A virtual FSK Modem HTTP microservice made for efficient bot/agent
FSKHTTP is a virtual frequency-shift keying modem packaged as an HTTP microservice. Imagine two autonomous bots meeting in the wild. This scenario was played out in a recently hackathon and they called this "GibberLink". Bot A initiates a call, and Bot B answers. Realizing they are both BOTs, they agree on an optimized communications method. Instead of converting text to speech and back, each bot posts its payload as JSON to the /encode endpoint of FSKHTTP and receives a WAV file containing FSK tones. When that WAV is submitted to the /decode endpoint, it extracts the original byte stream and delivers it back as JSON.

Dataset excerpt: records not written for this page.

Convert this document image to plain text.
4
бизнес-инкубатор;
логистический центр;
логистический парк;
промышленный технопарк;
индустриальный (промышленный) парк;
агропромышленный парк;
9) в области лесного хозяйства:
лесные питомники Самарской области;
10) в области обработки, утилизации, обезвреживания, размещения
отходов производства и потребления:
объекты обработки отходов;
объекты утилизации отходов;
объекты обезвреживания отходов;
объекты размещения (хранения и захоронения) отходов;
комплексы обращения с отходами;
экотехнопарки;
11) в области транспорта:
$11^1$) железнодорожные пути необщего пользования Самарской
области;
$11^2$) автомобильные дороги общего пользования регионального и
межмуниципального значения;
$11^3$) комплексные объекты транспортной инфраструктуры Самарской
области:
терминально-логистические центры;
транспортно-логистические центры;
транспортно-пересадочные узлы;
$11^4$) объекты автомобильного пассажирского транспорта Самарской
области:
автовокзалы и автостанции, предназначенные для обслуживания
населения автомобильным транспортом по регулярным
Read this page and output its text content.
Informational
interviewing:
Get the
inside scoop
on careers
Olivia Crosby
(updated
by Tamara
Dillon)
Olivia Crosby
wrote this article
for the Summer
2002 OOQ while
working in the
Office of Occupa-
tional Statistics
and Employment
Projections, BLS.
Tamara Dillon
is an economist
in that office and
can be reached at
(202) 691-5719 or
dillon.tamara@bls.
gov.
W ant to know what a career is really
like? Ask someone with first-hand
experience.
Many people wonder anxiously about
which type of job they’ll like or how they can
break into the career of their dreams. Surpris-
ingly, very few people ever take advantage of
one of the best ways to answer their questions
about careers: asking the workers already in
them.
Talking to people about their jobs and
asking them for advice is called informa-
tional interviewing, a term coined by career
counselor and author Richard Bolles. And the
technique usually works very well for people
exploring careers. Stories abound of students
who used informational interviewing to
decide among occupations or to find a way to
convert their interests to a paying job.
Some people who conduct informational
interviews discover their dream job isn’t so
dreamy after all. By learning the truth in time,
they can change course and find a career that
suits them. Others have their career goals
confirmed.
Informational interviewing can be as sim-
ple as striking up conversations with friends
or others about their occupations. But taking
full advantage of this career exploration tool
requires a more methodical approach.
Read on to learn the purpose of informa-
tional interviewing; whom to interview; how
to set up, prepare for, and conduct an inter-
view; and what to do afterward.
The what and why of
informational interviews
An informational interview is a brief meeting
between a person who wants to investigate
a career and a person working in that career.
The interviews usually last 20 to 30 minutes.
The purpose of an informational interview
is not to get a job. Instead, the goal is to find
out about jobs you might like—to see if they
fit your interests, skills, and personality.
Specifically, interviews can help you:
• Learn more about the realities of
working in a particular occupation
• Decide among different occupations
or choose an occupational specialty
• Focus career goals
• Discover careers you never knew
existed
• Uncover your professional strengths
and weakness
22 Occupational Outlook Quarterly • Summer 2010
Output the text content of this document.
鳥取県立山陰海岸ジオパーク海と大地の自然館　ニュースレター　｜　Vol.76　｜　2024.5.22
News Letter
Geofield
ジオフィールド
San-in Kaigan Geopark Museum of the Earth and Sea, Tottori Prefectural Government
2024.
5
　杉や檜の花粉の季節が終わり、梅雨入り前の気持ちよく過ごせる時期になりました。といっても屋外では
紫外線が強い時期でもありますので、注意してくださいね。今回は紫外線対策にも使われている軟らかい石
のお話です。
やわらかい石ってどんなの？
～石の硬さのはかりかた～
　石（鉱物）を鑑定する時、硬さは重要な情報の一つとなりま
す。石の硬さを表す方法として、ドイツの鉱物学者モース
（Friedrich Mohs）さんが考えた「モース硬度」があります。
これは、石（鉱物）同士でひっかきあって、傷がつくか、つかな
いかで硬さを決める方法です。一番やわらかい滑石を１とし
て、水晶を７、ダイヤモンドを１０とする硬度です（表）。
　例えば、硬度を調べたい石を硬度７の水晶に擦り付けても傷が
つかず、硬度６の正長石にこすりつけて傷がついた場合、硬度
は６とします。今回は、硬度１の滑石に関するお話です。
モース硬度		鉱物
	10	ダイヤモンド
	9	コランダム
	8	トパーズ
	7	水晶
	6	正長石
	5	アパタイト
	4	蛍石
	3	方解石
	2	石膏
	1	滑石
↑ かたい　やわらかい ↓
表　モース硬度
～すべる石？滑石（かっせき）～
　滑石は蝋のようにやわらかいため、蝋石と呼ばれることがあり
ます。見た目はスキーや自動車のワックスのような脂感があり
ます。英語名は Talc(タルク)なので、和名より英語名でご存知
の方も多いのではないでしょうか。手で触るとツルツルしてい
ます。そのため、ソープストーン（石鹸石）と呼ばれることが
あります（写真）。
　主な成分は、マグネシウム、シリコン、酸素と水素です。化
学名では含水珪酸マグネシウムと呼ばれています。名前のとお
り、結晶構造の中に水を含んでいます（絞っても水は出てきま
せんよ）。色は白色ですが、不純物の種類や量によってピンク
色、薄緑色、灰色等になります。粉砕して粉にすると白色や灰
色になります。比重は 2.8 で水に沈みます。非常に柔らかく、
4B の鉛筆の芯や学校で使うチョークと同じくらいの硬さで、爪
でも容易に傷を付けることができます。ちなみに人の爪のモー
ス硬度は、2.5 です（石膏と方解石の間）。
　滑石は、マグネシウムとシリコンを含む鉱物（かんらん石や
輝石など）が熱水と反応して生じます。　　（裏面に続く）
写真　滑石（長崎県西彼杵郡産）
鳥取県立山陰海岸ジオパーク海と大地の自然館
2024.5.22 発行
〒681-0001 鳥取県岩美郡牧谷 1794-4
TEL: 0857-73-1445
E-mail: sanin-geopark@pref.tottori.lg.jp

Under the hood, the battle‑tested ggwave library manages modulation, framing, sample rates, and error detection; FSKHTTP wraps it in a REST interface. Upper layers can optionally handle encryption, compression, and routing while FSKHTTP remains laser‑focused on byte‑to‑tone and tone‑to‑byte translation as a microservice.
Want to see it in action? Click below to see full demos: https://fskhttp.com/documentation
ENCODE and DECODE in your browser on FSKHTTP.COM/tool
curl -X POST \
-H "Content-Type: application/json" \
-d '{"text":"ROBOTS talking to ROBOTS bots will speak to bots"}' \
https://fskhttp.com/encode \
-o encoded.wav
RESPONSE
% Total % Received % Xferd Average Speed Time Time Time Current
Dload Upload Total Spent Left Speed
100 340k 100 340k 100 59 705k 122 --:--:-- --:--:-- --:--:-- 704k
You can play the encoded.wav
Also ship it back to the /decode endpoint to be DECODED
curl -X POST \
-F "file=@encoded.wav" \
https://fskhttp.com/decode
RESPONSE
{
"audio_info": {
"bps": 16,
"channels": 1,
"sample_rate": 48000,
"total_samples": 174080
},
"decoded_text": "ROBOTS talking to ROBOTS bots will speak to bots",
"message_length": 48,
"processing_thread": "ThreadPoolExecutor-0_0",
"processing_time_seconds": 0.055,
"success": true
}
Get started quickly with a single-instance service and have it up in seconds:
docker run -d \
--name fskhttp_service \
-p 8080:8080 \
absgscott/fskhttp_service:latest
docker run -d \
--name fskhttp_service \
-p 8080:8080 \
-e MAX_WORKERS=16 \
-e MAX_CONCURRENT_REQUESTS=50 \
absgscott/fskhttp_service:latest
git clone https://github.com/absginc/fskhttp.git
cd fskhttp
# Build image
docker build -t fskhttp:latest .
# Run container
docker run -d \
--name fskhttp \
-p 8080:8080 \
-e MAX_WORKERS=16 \
-e MAX_CONCURRENT_REQUESTS=50 \
fskhttp:latest
Verify the service:
curl http://localhost:8080/health
curl -X POST \
-H "Content-Type: application/json" \
-d '{"text":"Service online: sending encrypted payload via FSK tones."}' \
http://localhost:8080/encode \
-o encoded.wav
curl -X POST \
-F "file=@encoded.wav" \
http://localhost:8080/decode
For high availability, load‑balancing, health checks, and metrics, use Docker Compose to start a redundant stack:
git clone https://github.com/absginc/fskhttp.git
cd fskhttp
docker-compose up --build -d
This stack includes:
- nginx: HTTP load balancer on host port 8080, proxies
/encode
,/decode
,/health
,/metrics
- fskhttp-1, fskhttp-2: Two FSKHTTP replicas for throughput and redundancy
- Prometheus: Scrapes service metrics and health endpoints
- Grafana: Optional dashboard & alerting (admin/admin123)
Check status:
docker-compose ps
View metrics:
- Prometheus → http://localhost:9090
- Grafana → http://localhost:3000
A full scaling guide covering Kubernetes, tuning, HPA, security contexts, ingress TLS, resource quotas, and more is available in scaling_guide.MD.
See Scaling Guide →
- Modular: Drop‑in HTTP API for any system needing tone‑based data exchange.
- Efficient: Offloads audio encoding/decoding, letting bots focus on logic and encryption.
- Extensible: Layers above handle encryption, framing, and routing. FSKHTTP handles the audio layer.
Use FSKHTTP as your microservice for reliable, tone‑based signaling between machines, bots, or any application requiring an FSK channel, utilized simply over HTTP.